Todo o escrito acima não passa de uma platitude, mas o intuito é alertar sobre mais um dos centros de onde surgem problemas graves, que são determinantes para o  crescimento material e espiritual. Na sua pior fase, o local de trabalho é autocrático, pragmático, frio, calculista, racional, individualista, utilitário, inflexível, nada democrático quanto à produção e é também o meio onde o ego faz sua dança entre os viventes, com muita disputa, competição, intolerância, truculência, inflexibilidade, brutalidade, grosseria, quase nenhuma empatia, características do egocentrismo, tudo circundado por muita mediocridade, desorganização pessoal e coletiva, nivelamento por baixo, uma exigência de todo mundo ser igual numa vontade de uniformização material e espiritual. É o caldo para a sujeira humana diante de permanente  contrariedade; ali o dia é tocado à base de fofoca, maltrato,  assédio, traições, injustiças,  tudo para inervar a pessoa e mantê-la em estado de sofrimento, retirando-lhe a boa energia. É o campo dos seguidores, sem opção de crescimento intelectual. No meio surgem eventualmente criadores e idealizadores, mas que logo  são  sufocados em seus talentos. Ninguém se preocupa com a fuga de estudantes para o exterior, como alto índice de turn-over, com uma juventude que simplesmente não se interessa pelo trabalho em empresas? 
Mas o  campo é fértil para o conserto, mesmo que lento e individualizado, através do trabalho do treinamento, programas de inteligência emocional, meditação grupal, constelação empresarial, criatividade de consultores, até ginástica de descompressão.   Um bom local de trabalho ajuda a melhorar a vida das pessoas e do país.

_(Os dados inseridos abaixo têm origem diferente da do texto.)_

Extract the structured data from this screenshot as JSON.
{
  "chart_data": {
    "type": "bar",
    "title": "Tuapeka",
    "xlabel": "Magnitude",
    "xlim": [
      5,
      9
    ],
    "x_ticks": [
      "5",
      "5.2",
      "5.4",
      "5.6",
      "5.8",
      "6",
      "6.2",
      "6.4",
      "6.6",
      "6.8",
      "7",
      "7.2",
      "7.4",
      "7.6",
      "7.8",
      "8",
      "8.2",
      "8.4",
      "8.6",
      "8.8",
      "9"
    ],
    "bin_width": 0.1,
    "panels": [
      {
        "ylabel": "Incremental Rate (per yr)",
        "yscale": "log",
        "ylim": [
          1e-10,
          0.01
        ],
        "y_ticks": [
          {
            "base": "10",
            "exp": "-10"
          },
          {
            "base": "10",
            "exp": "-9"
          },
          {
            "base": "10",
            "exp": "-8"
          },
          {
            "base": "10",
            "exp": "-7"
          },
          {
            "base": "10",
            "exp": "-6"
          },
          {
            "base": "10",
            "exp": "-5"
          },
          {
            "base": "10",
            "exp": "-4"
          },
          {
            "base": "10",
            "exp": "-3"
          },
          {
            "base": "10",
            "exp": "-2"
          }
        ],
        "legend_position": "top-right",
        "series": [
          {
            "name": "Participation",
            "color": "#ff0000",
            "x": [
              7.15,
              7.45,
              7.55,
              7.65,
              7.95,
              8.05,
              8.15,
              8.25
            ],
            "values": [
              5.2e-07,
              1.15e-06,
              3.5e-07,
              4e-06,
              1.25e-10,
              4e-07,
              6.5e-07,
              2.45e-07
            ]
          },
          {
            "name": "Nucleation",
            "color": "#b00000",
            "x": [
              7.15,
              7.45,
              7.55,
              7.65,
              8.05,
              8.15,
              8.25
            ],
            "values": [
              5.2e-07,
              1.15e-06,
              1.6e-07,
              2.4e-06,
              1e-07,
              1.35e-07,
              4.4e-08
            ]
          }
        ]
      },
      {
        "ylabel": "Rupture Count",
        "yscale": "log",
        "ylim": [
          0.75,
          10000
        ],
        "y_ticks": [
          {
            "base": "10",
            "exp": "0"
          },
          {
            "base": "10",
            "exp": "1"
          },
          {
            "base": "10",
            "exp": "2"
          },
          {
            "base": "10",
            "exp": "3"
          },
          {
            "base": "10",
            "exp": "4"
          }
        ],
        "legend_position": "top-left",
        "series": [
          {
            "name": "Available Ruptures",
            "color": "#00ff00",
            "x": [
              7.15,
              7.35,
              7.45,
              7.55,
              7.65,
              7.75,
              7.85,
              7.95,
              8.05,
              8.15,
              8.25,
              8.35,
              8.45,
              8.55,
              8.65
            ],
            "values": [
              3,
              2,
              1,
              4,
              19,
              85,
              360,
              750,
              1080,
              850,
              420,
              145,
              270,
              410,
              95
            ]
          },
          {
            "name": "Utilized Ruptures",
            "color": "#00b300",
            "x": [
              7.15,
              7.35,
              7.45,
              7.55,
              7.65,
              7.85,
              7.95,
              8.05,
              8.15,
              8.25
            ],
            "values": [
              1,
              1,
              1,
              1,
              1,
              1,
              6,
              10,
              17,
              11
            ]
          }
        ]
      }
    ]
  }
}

Eis aqui mais um ponto que deve ser levado em consideração como item dos fundamentos da Economia e seu crescimento sustentável. O local de trabalho é em verdade, pelo número de horas ali passadas, a casa do cidadão, embora quase ninguém o entenda como tal.  Sua qualidade tem efeitos pessoais e coletivos. Todos devem trabalhar para chegar a um nível melhor, a um local que não seja tão agressivo.  Não é questão de dinheiro, de pleitear compensações materiais pela insegurança, instabilidade, sofrimento e agonia; é questão de saúde e de vida. Só mentes despreparadas pensam que por dinheiro vale vender a vida. O esforço tem que ser de todos os humanos em construir o local onde não seja exigido tanto ego, umbigo. Com o esforço de todos poder-se-á chegar a  mais diálogo, estudo, esclarecimento, luz.